My advice would be to others who share this same fear is to be mindful of how much you use anti-bac on holiday because you will pay the price later. If you find it far too difficult to control this habit, make sure you take a good hand cream with you! You don’t want the pain and discomfort to get in the way of your sightseeing. It would be a right shame if we missed one of the Wonders of the World because we were tending to our hands.

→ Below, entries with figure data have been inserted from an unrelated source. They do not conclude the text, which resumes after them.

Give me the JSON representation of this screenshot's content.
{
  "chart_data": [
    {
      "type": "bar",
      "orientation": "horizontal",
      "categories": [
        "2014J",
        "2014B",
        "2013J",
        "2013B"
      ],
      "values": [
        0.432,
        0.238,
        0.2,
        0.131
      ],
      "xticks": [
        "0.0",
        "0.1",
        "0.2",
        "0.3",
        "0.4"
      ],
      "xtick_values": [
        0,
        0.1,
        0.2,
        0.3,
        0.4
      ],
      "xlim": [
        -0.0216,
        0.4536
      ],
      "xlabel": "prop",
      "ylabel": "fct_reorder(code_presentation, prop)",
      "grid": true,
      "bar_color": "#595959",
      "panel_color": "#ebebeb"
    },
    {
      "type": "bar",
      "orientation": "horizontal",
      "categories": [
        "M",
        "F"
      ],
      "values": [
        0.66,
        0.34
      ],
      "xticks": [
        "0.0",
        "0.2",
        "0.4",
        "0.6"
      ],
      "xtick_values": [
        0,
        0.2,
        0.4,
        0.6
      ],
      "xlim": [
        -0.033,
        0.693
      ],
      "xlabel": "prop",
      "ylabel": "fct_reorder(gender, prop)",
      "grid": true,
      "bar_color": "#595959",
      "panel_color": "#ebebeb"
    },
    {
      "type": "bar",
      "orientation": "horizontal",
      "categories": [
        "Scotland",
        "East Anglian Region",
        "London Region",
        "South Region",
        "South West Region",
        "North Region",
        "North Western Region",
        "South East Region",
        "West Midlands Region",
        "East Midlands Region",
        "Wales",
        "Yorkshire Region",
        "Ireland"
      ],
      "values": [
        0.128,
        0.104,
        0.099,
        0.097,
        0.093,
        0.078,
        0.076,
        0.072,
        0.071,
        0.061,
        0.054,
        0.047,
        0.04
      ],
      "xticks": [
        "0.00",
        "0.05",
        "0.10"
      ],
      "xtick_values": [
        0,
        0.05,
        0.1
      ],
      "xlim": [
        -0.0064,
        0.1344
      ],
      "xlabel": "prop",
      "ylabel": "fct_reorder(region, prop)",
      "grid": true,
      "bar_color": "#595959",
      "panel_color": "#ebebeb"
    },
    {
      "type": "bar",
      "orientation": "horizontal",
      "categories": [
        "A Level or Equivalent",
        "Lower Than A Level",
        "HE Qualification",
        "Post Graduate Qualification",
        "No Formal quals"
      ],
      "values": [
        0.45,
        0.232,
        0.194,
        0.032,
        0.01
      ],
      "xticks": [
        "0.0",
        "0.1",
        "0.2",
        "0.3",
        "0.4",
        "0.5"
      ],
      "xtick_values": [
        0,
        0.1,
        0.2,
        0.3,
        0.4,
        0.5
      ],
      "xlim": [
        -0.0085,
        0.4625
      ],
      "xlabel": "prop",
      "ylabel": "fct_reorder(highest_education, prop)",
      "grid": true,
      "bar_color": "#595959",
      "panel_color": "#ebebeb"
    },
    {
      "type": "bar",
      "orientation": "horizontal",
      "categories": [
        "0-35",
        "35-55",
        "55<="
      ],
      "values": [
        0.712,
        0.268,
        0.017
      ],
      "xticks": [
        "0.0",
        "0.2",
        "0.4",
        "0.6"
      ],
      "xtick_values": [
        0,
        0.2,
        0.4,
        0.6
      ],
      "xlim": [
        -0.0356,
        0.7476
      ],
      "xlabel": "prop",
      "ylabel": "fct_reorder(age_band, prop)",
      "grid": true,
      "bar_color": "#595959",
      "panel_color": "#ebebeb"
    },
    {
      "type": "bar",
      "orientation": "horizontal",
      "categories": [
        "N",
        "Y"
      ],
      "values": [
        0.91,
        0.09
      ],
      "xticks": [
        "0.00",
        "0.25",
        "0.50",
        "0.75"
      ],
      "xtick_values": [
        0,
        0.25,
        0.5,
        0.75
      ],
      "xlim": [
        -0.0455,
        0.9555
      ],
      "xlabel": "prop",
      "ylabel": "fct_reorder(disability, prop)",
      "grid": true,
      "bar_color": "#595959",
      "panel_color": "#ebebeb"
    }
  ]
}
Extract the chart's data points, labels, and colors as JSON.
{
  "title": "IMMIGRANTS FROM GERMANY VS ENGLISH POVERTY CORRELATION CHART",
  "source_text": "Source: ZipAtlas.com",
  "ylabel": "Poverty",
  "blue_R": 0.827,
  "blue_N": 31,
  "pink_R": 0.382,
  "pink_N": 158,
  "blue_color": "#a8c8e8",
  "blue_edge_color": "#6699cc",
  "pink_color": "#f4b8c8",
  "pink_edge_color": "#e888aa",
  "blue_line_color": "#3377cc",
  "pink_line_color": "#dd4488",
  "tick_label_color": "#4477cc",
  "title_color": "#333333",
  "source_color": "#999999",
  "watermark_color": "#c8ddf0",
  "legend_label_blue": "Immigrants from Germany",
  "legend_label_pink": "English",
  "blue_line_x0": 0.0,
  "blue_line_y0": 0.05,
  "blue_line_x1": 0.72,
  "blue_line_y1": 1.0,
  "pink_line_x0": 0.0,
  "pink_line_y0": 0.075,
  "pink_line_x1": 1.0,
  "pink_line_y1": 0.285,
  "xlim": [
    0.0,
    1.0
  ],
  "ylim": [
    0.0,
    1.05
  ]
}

3. Going on holiday with someone you feel completely comfortable with
Now that might sound like an obvious thing but those who suffer in silence with anxiety may put themselves in positions where they’re on holiday with people they are just not comfortable around. This can really impact your happiness on holiday which is what it’s all about! I am very grateful that my boyfriend is someone who I can completely be myself around. He will listen to me when I have to share an OCD thought that takes over my brain just so that I can get it out there in the open. He doesn’t judge me or make me feel like a burden. There’s no pressure and it’s ok if I’m not feeling so well even if it’s on holiday where the expectation is for everything to be PERFECT. That makes my anxiety so much more manageable when I’m travelling somewhere I’ve never been before.
4. Taking it slow
When we are back to reality plodding through everyday life, everything moves so quickly. We get up at God awful hours, rush from place to place and forget to look after ourselves. The beauty of a holiday is that it doesn’t have to be this way! We can move at a pace of our choice, sleep in until midday and not feel guilty about only thinking of ourselves. It’s important that we allow ourselves this because if we don’t do it on holiday, when else are we going to realistically give ourselves the kindness and consideration we need?
These are just a few of the things that I have found to be helpful when holidaying but I think the most important thing is not to push yourself. Do what you feel comfortable with, not what you THINK you should be doing because that’s what we’ve seen on social media and holiday advertisements. Managing a mental illness and finding the courage to leave your familiar surroundings is one of the bravest things you can do. Don’t let anyone tell you differently.